12. A composite particle comprising nanoparticles dispersed in a matrix wherein:

the nanoparticles selectively absorb or selectively emit light;

the nanoparticles have a size in at least one of its dimensions shorter than 20 nm;

weight fraction of the nanoparticles in said composite particle is greater than 0.5% and less than 50%;

matrix is inorganic and comprises less than 90% by weight of silica;

the composite particle is functionalized with a specific-binding component; and

the composite particle has a mean size greater than 50 nm and less than 1000 nm.

13. The composite particle according to claim 12, wherein the nanoparticles are metallic and absorbs selectively light by plasmonic effect.

14. The composite particle according to claim 12, wherein the nanoparticles are inorganic and emit selectively light by luminescence.

15. The composite particle according to claim 12, wherein the nanoparticles have one dimension shorter than 10 nm.

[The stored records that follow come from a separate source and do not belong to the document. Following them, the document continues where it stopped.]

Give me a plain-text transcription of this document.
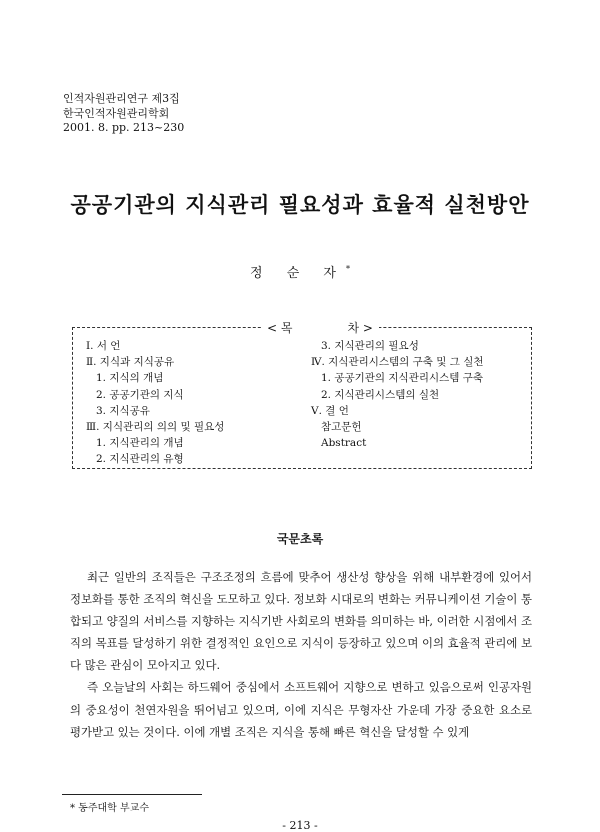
인적자원관리연구 제3집
한국인적자원관리학회
2001. 8. pp. 213~230
공공기관의 지식관리 필요성과 효율적 실천방안
정 순 자*
< 목	차 >
Ⅰ. 서 언
Ⅱ. 지식과 지식공유
1. 지식의 개념
2. 공공기관의 지식
3. 지식공유
Ⅲ. 지식관리의 의의 및 필요성
1. 지식관리의 개념
2. 지식관리의 유형
3. 지식관리의 필요성
Ⅳ. 지식관리시스템의 구축 및 그 실천
1. 공공기관의 지식관리시스템 구축
2. 지식관리시스템의 실천
Ⅴ. 결 언
참고문헌
Abstract
국문초록

최근 일반의 조직들은 구조조정의 흐름에 맞추어 생산성 향상을 위해 내부환경에 있어서 정보화를 통한 조직의 혁신을 도모하고 있다. 정보화 시대로의 변화는 커뮤니케이션 기술이 통합되고 양질의 서비스를 지향하는 지식기반 사회로의 변화를 의미하는 바, 이러한 시점에서 조직의 목표를 달성하기 위한 결정적인 요인으로 지식이 등장하고 있으며 이의 효율적 관리에 보다 많은 관심이 모아지고 있다.

즉 오늘날의 사회는 하드웨어 중심에서 소프트웨어 지향으로 변하고 있음으로써 인공자원의 중요성이 천연자원을 뛰어넘고 있으며, 이에 지식은 무형자산 가운데 가장 중요한 요소로 평가받고 있는 것이다. 이에 개별 조직은 지식을 통해 빠른 혁신을 달성할 수 있게

* 동주대학 부교수
- 213 -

16. The composite particle according to claim 15, wherein the nanoparticles have one dimension shorter than 5 nm.

17. The composite particle according to claim 12, wherein the nanoparticles have a shape selected from nanocubes, nanospheres, nanorods, nanowires, nanorings, nanoplates, nanosheets, nanoribbons or nanodisks.

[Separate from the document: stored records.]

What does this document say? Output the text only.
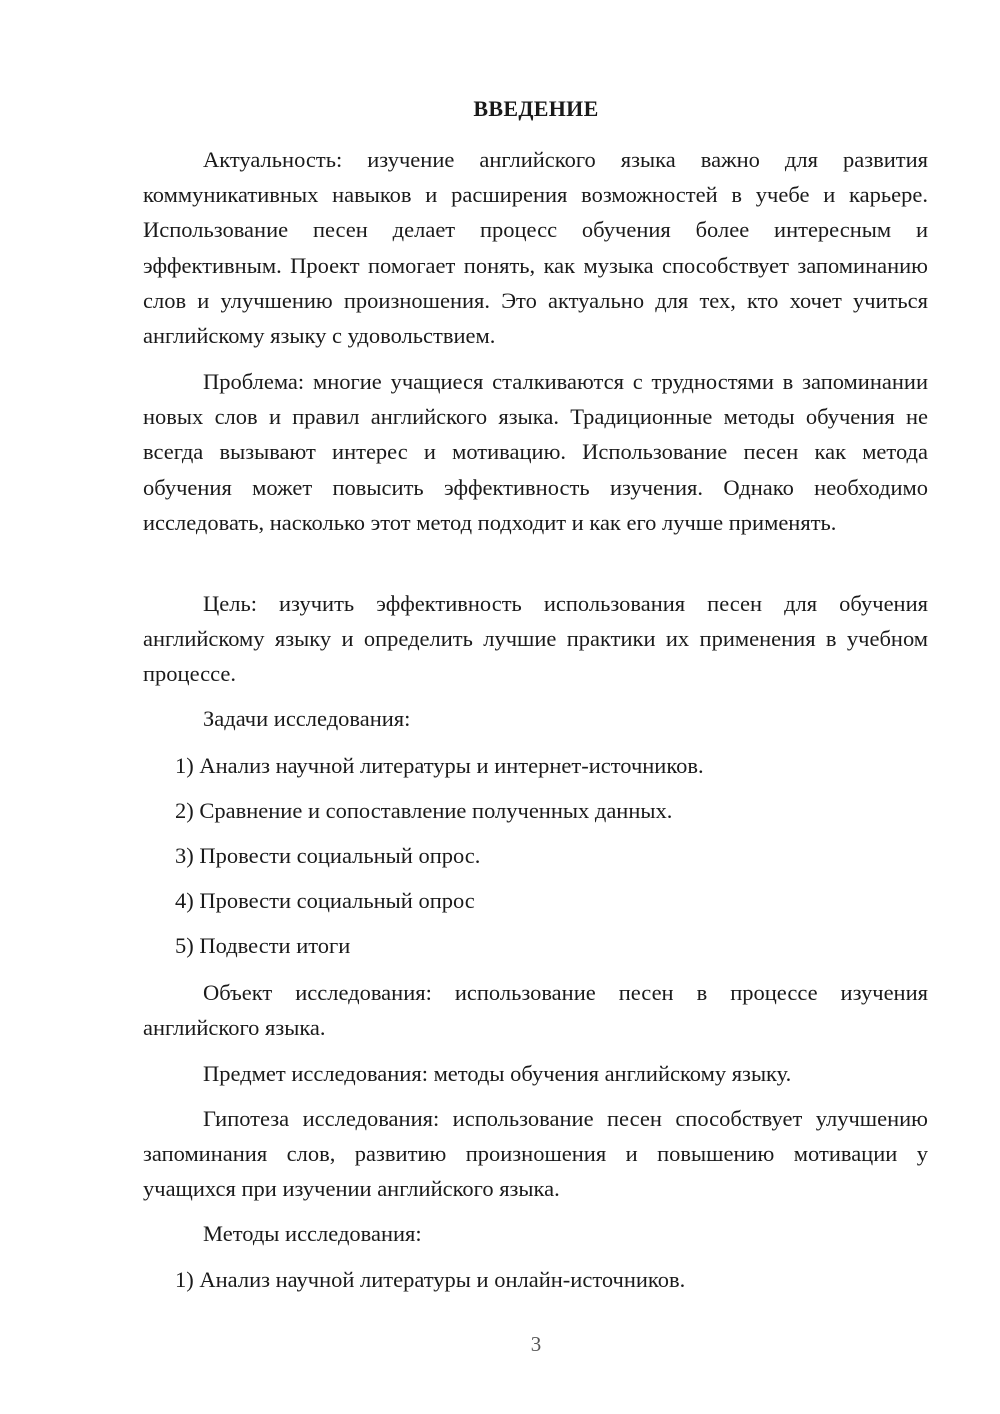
ВВЕДЕНИЕ

Актуальность: изучение английского языка важно для развития коммуникативных навыков и расширения возможностей в учебе и карьере. Использование песен делает процесс обучения более интересным и эффективным. Проект помогает понять, как музыка способствует запоминанию слов и улучшению произношения. Это актуально для тех, кто хочет учиться английскому языку с удовольствием.

Проблема: многие учащиеся сталкиваются с трудностями в запоминании новых слов и правил английского языка. Традиционные методы обучения не всегда вызывают интерес и мотивацию. Использование песен как метода обучения может повысить эффективность изучения. Однако необходимо исследовать, насколько этот метод подходит и как его лучше применять.

Цель: изучить эффективность использования песен для обучения английскому языку и определить лучшие практики их применения в учебном процессе.

Задачи исследования:

1) Анализ научной литературы и интернет-источников.

2) Сравнение и сопоставление полученных данных.

3) Провести социальный опрос.

4) Провести социальный опрос

5) Подвести итоги

Объект исследования: использование песен в процессе изучения английского языка.

Предмет исследования: методы обучения английскому языку.

Гипотеза исследования: использование песен способствует улучшению запоминания слов, развитию произношения и повышению мотивации у учащихся при изучении английского языка.

Методы исследования:

1) Анализ научной литературы и онлайн-источников.

3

18. The composite particle according to claim 12, wherein

a first fraction of the nanoparticles selectively absorbs or selectively emits light; and

a second fraction of the nanoparticles selectively absorbs or selectively emits light differently from the first fraction of the nanoparticles.

19. The composite particle according to claim 12, wherein the matrix comprises SiO2, Al2O3, ZrO2, HfO2, Si1-xZrxO2, Al2-2xZr2xO(3+x), or Hf1-xZxrO2, x being a rational number between 0 (excluded) and 1 (excluded).

20. a Method of detection of a target analyte in a sample comprising the steps of:

i) providing a sample;

ii) letting a composite particles according to claim 12 get in contact with said sample so that the specific-binding component of said composite particles binds with a target analyte;

iii) separating said composite particles bound with said target analyte from composite particles not bound with said target analyte; and

iv) measuring light absorption or light emission of said composite particles bound with said target analyte or composite particles not bound with said target analyte.

21. The method of detection according to claim 20, wherein steps ii) and iii) are performed on a strip.

22. The method of detection according to claim 20, wherein measure of step iv) is made with a portable device.

23. The method of detection according to claim 20, wherein measure of step iv) is made with a mobile phone or a smartphone.

24. An assay test strip, comprising:

a porous substrate;

a sample receiving zone;

a composite particle according to claim 12 that specifically binds a target analyte; and

a detection zone comprising a first immobilized reagent that specifically binds said target analyte and a second immobilized reagent that specifically binds said specific-binding component of said composite particle.